Deutsche Gelassenheit

Das bayerische Innenministerium würde Flüchtlinge gern zurück in die Krisengebiete schicken und damit kurzerhand das Völkerrecht brechen, die Rechten weisen gefühlt grinsend daraufhin, dass dieser „Terror“ nun die Quittung für Merkels Flüchtlingspolitik wäre, und gestern im Fernsehen sagte eine Müncherin, dass sie sich jetzt so gar nicht mehr sicher fühle in ihrer Einkaufsstraße. Durchdrehen auf allen Kanälen. Das ist die Innensicht. Glaubt man diesem Artikel aus dem Economist glänzt Deutschland abseits von AfD und Co trotzdem mit „heroischer“ Gelassenheit. Es werde kein Krieg gegen den Terror ausgerufen, nicht nach schärferen Waffengesetzen geschrien und überhaupt seien das eh alles Einzeltäter gewesen. Stimmt. Trotzdem: Interessant, dass gerade die jüngsten Wochen in Deutschland andernorts noch als Vorbild taugen. Sascha Lobo würde das so nicht unterschreiben (siehe unten).

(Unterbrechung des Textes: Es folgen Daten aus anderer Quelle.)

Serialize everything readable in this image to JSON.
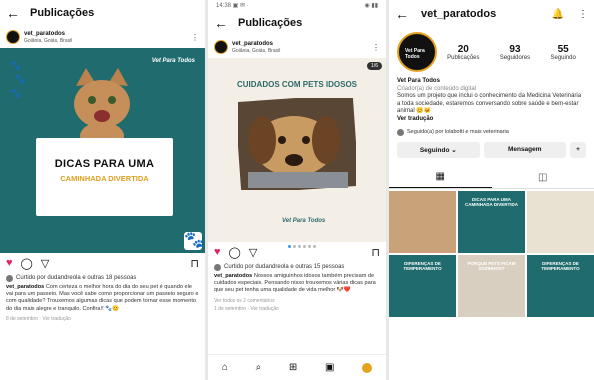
{
  "screen1": {
    "title": "Publicações",
    "post": {
      "username": "vet_paratodos",
      "location": "Goiânia, Goiás, Brasil",
      "brand": "Vet Para Todos",
      "card_line1": "DICAS PARA UMA",
      "card_line2": "CAMINHADA DIVERTIDA",
      "liked_by": "Curtido por dudandreola e outras 18 pessoas",
      "caption_user": "vet_paratodos",
      "caption": "Com certeza o melhor hora do dia do seu pet é quando ele vai para um passeio. Mas você sabe como proporcionar um passeio seguro e com qualidade? Trouxemos algumas dicas que podem tornar esse momento do dia mais alegre e tranquilo. Confira!! 🐾😊",
      "meta": "8 de setembro · Ver tradução"
    },
    "colors": {
      "primary": "#1f6b6d",
      "accent": "#e0a020"
    }
  },
  "screen2": {
    "status": "14:38 ▣ ✉ ·",
    "status_right": "◉ ▮▮",
    "title": "Publicações",
    "post": {
      "username": "vet_paratodos",
      "location": "Goiânia, Goiás, Brasil",
      "counter": "1/6",
      "media_title": "CUIDADOS COM PETS IDOSOS",
      "brand": "Vet Para Todos",
      "liked_by": "Curtido por dudandreola e outras 15 pessoas",
      "caption_user": "vet_paratodos",
      "caption": "Nossos amiguinhos idosos também precisam de cuidados especiais. Pensando nisso trouxemos várias dicas para que seu pet tenha uma qualidade de vida melhor 🐶❤️",
      "meta": "Ver todos os 2 comentários",
      "meta2": "1 de setembro · Ver tradução"
    }
  },
  "screen3": {
    "username": "vet_paratodos",
    "avatar_text": "Vet Para Todos",
    "stats": [
      {
        "n": "20",
        "l": "Publicações"
      },
      {
        "n": "93",
        "l": "Seguidores"
      },
      {
        "n": "55",
        "l": "Seguindo"
      }
    ],
    "name": "Vet Para Todos",
    "category": "Criador(a) de conteúdo digital",
    "bio": "Somos um projeto que inclui o conhecimento da Medicina Veterinária a toda sociedade, estaremos conversando sobre saúde e bem-estar animal 😊🐱",
    "translate": "Ver tradução",
    "followed_by": "Seguido(a) por lolabotti e mais veterinaria",
    "btn_following": "Seguindo ⌄",
    "btn_message": "Mensagem",
    "btn_more": "+",
    "tiles": [
      {
        "label": "",
        "bg": "#c9a27a"
      },
      {
        "label": "DICAS PARA UMA CAMINHADA DIVERTIDA",
        "bg": "#1f6b6d"
      },
      {
        "label": "",
        "bg": "#e9e1d2"
      },
      {
        "label": "DIFERENÇAS DE TEMPERAMENTO",
        "bg": "#1f6b6d"
      },
      {
        "label": "PORQUE PETS FICAM SOZINHOS?",
        "bg": "#d8cfc0"
      },
      {
        "label": "DIFERENÇAS DE TEMPERAMENTO",
        "bg": "#1f6b6d"
      }
    ]
  }
}
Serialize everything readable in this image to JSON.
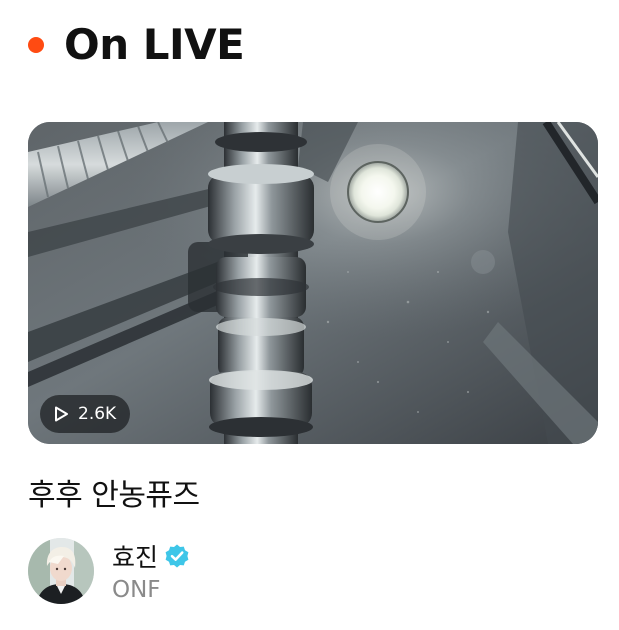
{
  "section": {
    "title": "On LIVE",
    "live_dot_color": "#ff4b12"
  },
  "live": {
    "view_count": "2.6K",
    "view_icon": "play-outline-icon",
    "title": "후후 안농퓨즈",
    "artist": {
      "name": "효진",
      "verified": true,
      "verified_icon": "verified-badge-icon",
      "verified_color": "#3ec6e8",
      "group": "ONF"
    }
  }
}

„‚Our sympathy for the wounded and the bereaved, our disgust for the Merkelites and leftwing idiots who bear responsibility!‘ he tweeted. He earned immediate condemnation on social and broadcast media, followed by ridicule once it emerged that the shooter was German. Then the country went on being heroically calm.“

Pure reason

MIA Gif

Das M.I.Alphabet

Das neue Album von M.I.A. steht vor der Tür, ihrer Aussage nach das letzte. Abwarten, aber schade wäre es. M.I.A. ist eine Künstlerin in ständiger Kontroverse. Ob mit Musik („Borders“), mit Videos („Born Free“) oder mit Auftritten (Mittelfinger beim SuperBowl): sobald sie den Mund aufmacht steht sie in der – mit Sicherheit auch von ihr abgezielten – Kritik. Wer sich bislang nicht so richtig mit M.I.A. beschäftigt hat, kann die Diskussionen um ihre Aussagen und ihre Person mittlerweile nur noch mit Mühe nachvollziehen. DAZED schafft Abhilfe mit einem M.I.A.-Lexikon. Also, heute heißt es nachsitzen im Fach Popkultur! Das ist viel Stoff.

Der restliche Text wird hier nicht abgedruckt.